Are Longevity Annuities on Your Radar?

Maybe someone can help me understand what the QLAC is really going to do for people as I've seen articles for and against them. I talked to one of the carriers coming out with a QLAC a couple months ago and their view was that it's going to be "big" because their product was already approved in most states and that other carriers needed to first develop a product, so they were at least a few months ahead of the curve. But, that still doesn't tell me anything about it.

The big sell point is that you are allowed to not have to take RMDs on 25% of your IRA balances up to $125K max deferment.. This amount is supposed to adjust for inflation allowing another $10K added to the cap every 3yrs or so based on the 3% inflation average. But my question is this; When has the Government ever said "you know what, don't worry about the money we would receive in taxes off your RMD withdrawal, we don't need it now?" There has to be a catch to why the government is letting you defer the tax liability.

It seems like a few different scenarios are playing out here. 1-The government hopes that tax rates will increase by the time you turn 85 and are forced to start taking your RMDs on this money, which will yield the Government more money from your Tax liability. or 2-The Government knows you are in a lower tax bracket at retirement so they are allowing you to defer and hopefully die before age 85 so that the inheritance to your beneficiaries could be taxed and again net the government more of the money as tax income.

I asked those two questions to the Insurance Carrier and they danced around and couldn't give me a real sell point on this product type so I don't know if I would have a use for it..

I'm not saying I would be opposed to using it if someone could tell me some real world scenarios where a product like this could be useful. Especially in the low interest rate environment, low interest bearing deferred SPIAs aren't exactly flying off the shelves these days..
 
These aren't new products...they're just now being mainstreamed into qualified accounts (previously most carriers required income start prior to age 70 1/2 or only allowed non-qual money) so I'll reference back to something that I said in another discussion about QLACs:

If you liked Deferred Income Annuities before, the QLAC ruling only makes them more attractive. If you didn't like the product, then I can't see selling them just for the RMD deferral.
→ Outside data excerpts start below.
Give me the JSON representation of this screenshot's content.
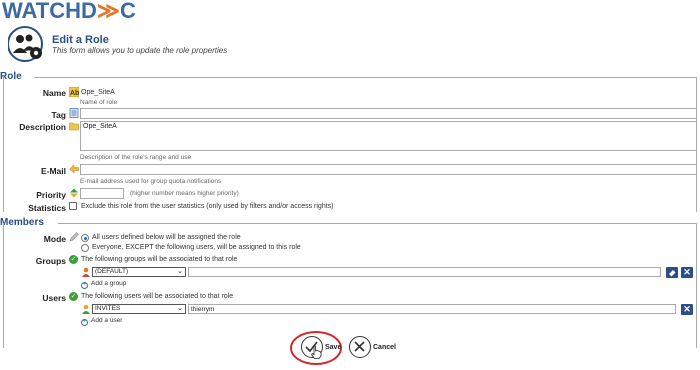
{
  "brand": {
    "logo_text_left": "WATCHD",
    "logo_text_right": "C"
  },
  "header": {
    "title": "Edit a Role",
    "subtitle": "This form allows you to update the role properties"
  },
  "sections": {
    "role": "Role",
    "members": "Members"
  },
  "fields": {
    "name": {
      "label": "Name",
      "value": "Ope_SiteA",
      "hint": "Name of role"
    },
    "tag": {
      "label": "Tag",
      "value": ""
    },
    "description": {
      "label": "Description",
      "value": "Ope_SiteA",
      "hint": "Description of the role's range and use"
    },
    "email": {
      "label": "E-Mail",
      "value": "",
      "hint": "E-mail address used for group quota notifications"
    },
    "priority": {
      "label": "Priority",
      "value": "",
      "hint": "(higher number means higher priority)"
    },
    "statistics": {
      "label": "Statistics",
      "checked": false,
      "text": "Exclude this role from the user statistics (only used by filters and/or access rights)"
    }
  },
  "members": {
    "mode": {
      "label": "Mode",
      "options": [
        {
          "text": "All users defined below will be assigned the role",
          "selected": true
        },
        {
          "text": "Everyone, EXCEPT the following users, will be assigned to this role",
          "selected": false
        }
      ]
    },
    "groups": {
      "label": "Groups",
      "text": "The following groups will be associated to that role",
      "rows": [
        {
          "select": "(DEFAULT)",
          "value": ""
        }
      ],
      "add": "Add a group"
    },
    "users": {
      "label": "Users",
      "text": "The following users will be associated to that role",
      "rows": [
        {
          "select": "INVITES",
          "value": "thierrym"
        }
      ],
      "add": "Add a user"
    }
  },
  "actions": {
    "save": "Save",
    "cancel": "Cancel"
  },
  "icons": {
    "x": "✕",
    "check": "✓",
    "plus": "+",
    "caret": "⌄"
  },
  "colors": {
    "accent": "#2a4e86",
    "brand_orange": "#e8742a",
    "highlight": "#d6262a",
    "ok": "#3aa035"
  }
}
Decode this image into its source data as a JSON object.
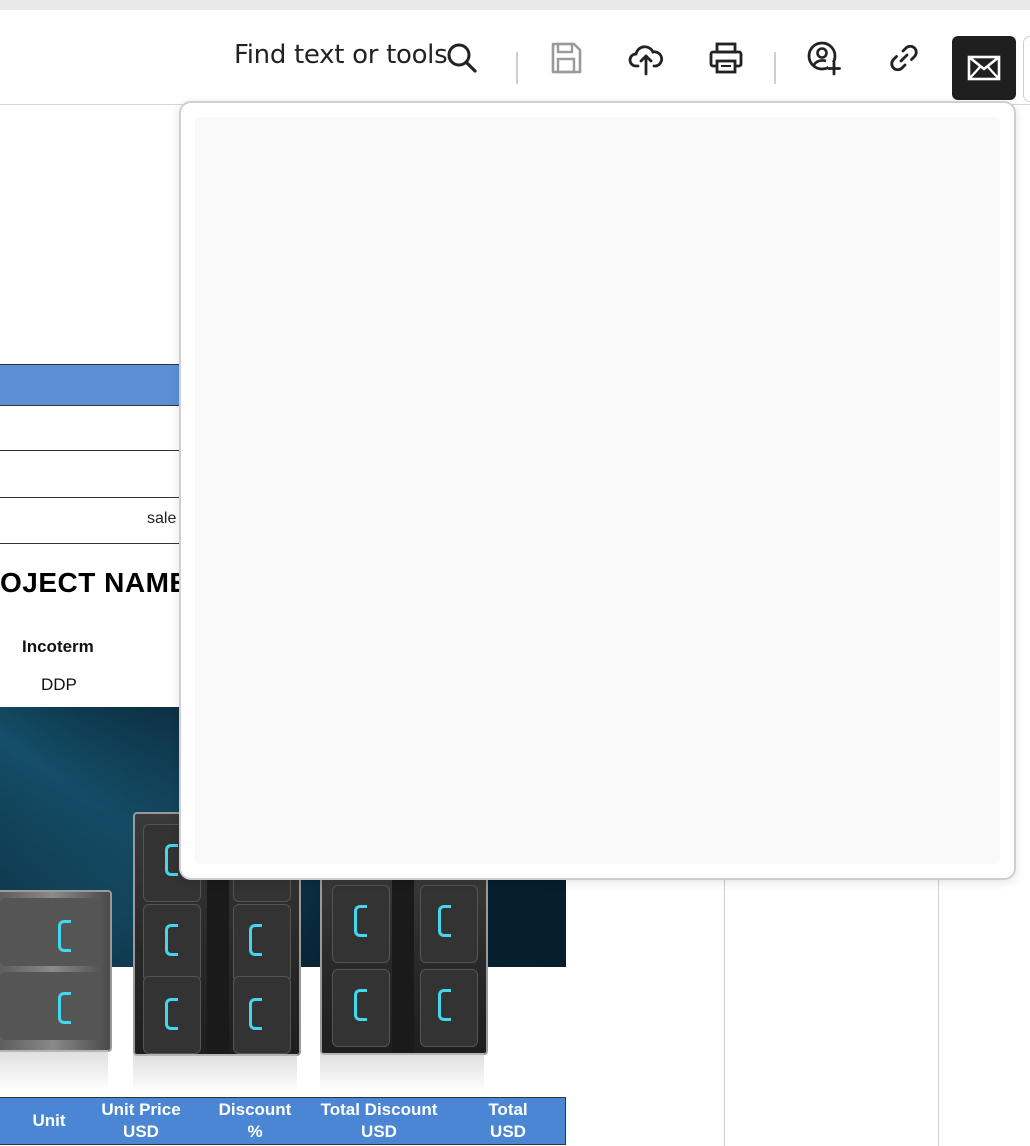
{
  "toolbar": {
    "find_label": "Find text or tools",
    "icons": [
      "search-icon",
      "save-icon",
      "upload-cloud-icon",
      "print-icon",
      "add-user-icon",
      "link-icon",
      "email-icon"
    ]
  },
  "document": {
    "sale_fragment": "sale",
    "project_heading": "OJECT NAME",
    "incoterm_label": "Incoterm",
    "incoterm_value": "DDP",
    "table_headers": [
      {
        "line1": "Unit",
        "line2": ""
      },
      {
        "line1": "Unit Price",
        "line2": "USD"
      },
      {
        "line1": "Discount",
        "line2": "%"
      },
      {
        "line1": "Total Discount",
        "line2": "USD"
      },
      {
        "line1": "Total",
        "line2": "USD"
      }
    ]
  },
  "popup": {
    "state": "blank"
  },
  "colors": {
    "table_header_blue": "#4a86d4",
    "row_blue": "#5b8fd6",
    "email_button_bg": "#1f1f1f",
    "led_accent": "#44d6ee"
  }
}
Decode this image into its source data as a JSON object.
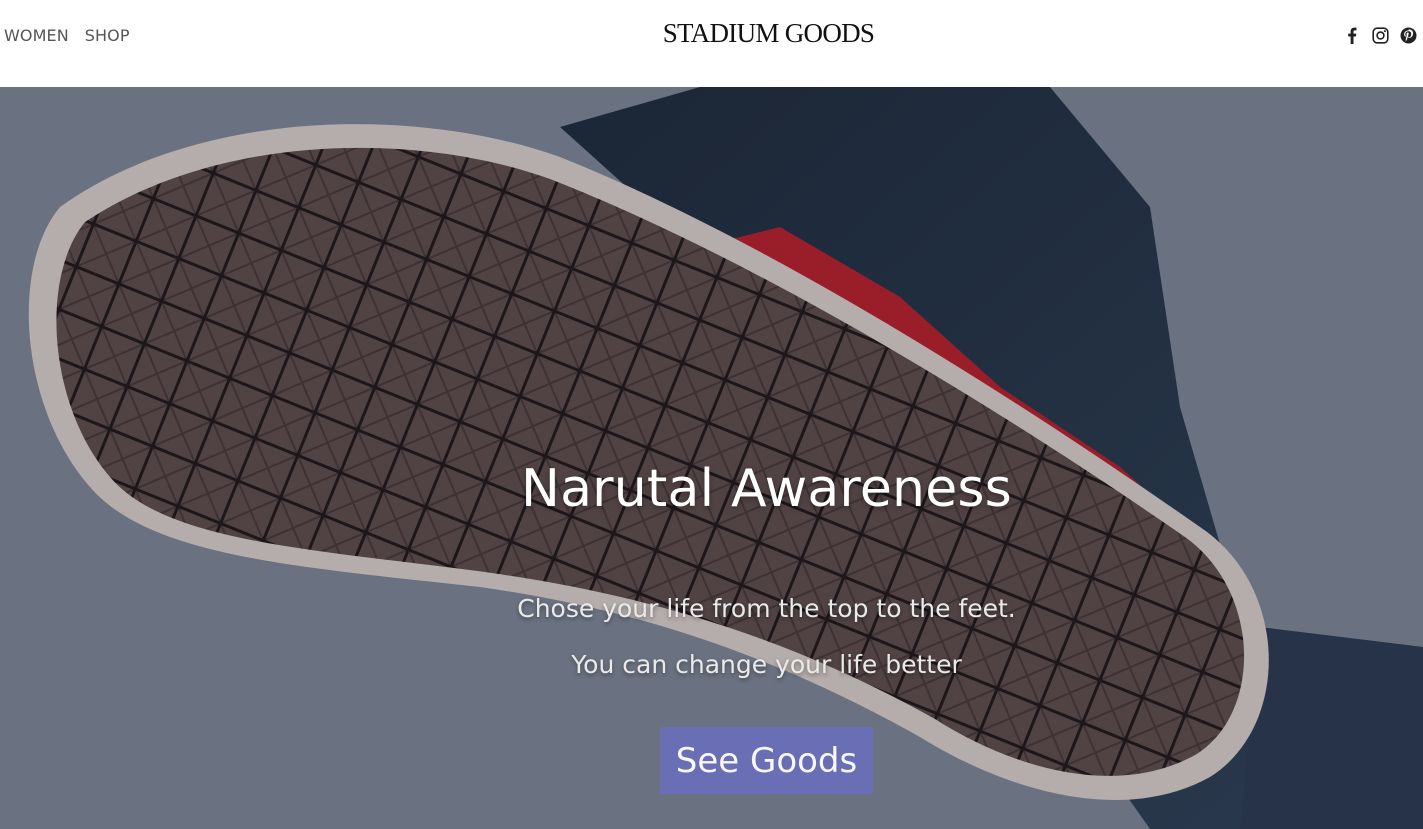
{
  "header": {
    "nav": [
      {
        "label": "WOMEN"
      },
      {
        "label": "SHOP"
      }
    ],
    "brand": "STADIUM GOODS",
    "social": [
      {
        "icon": "facebook-icon"
      },
      {
        "icon": "instagram-icon"
      },
      {
        "icon": "pinterest-icon"
      }
    ]
  },
  "hero": {
    "title": "Narutal Awareness",
    "subtitle_line1": "Chose your life from the top to the feet.",
    "subtitle_line2": "You can change your life better",
    "cta_label": "See Goods"
  },
  "colors": {
    "cta_bg": "#6a6fb8",
    "header_bg": "#ffffff",
    "text_dark": "#111111"
  }
}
DIAs are still a very small segment of the annuity market (a little over 1% through Q2 2014) and I would be surprised to see that market share "balloon" in any fashion. There is more qualified money than NQ for this product's market segment so I'm sure that sales will increase substantially, just not enough for the VA or FIA folks to care.

As to where they fit, I view these products as creating a "finish line" for one's income plan. One of the toughest variables for retirees to effectively manage is their asset allocation combined with a sustainable withdrawal rate...the challenge is that the "sustainability" of those two factors largely are influenced by a third, unknown, variable: longevity.

Using a DIA can allow the client/advisor to draw a line in the sand where they know that they just have to get to that point before the DIA turns on. The income that a DIA (longevity annuity) can produce is significant relative to the initial deposit, (assuming a 20+ year deferral into the client's 80s) thus freeing up the remainder of the portfolio to be fully distributed by that age, without having to worry (or at least worry less) about running out of money.

It takes a client's potential longevity (in this case, a negative) out of the picture. That alone is a pretty powerful and extremely helpful in managing the overall distribution plan.

Now that we'll have them fully accessible in qualified plans opens up this opportunity further...the no RMD feature is nice but again, I don't see that as the primary driver for new sales (although it will certainly be marketed that way).

Personally, I like them for the right situation.
 
Now that we'll have them fully accessible in qualified plans opens up this opportunity further...the no RMD feature is nice but again, I don't see that as the primary driver for new sales (although it will certainly be marketed that way).

This is where the real story is at. And in the long run it will only benefit 401k Advisors & Recordkeepers.
 
The jury is out still.
I don't see the advantage other than lowering rmd factor by a max of $125,000 (which is minimal). Then those funds are set aside to be annuitized at a later date in a fixed rate only annuity for growth (no indexed options).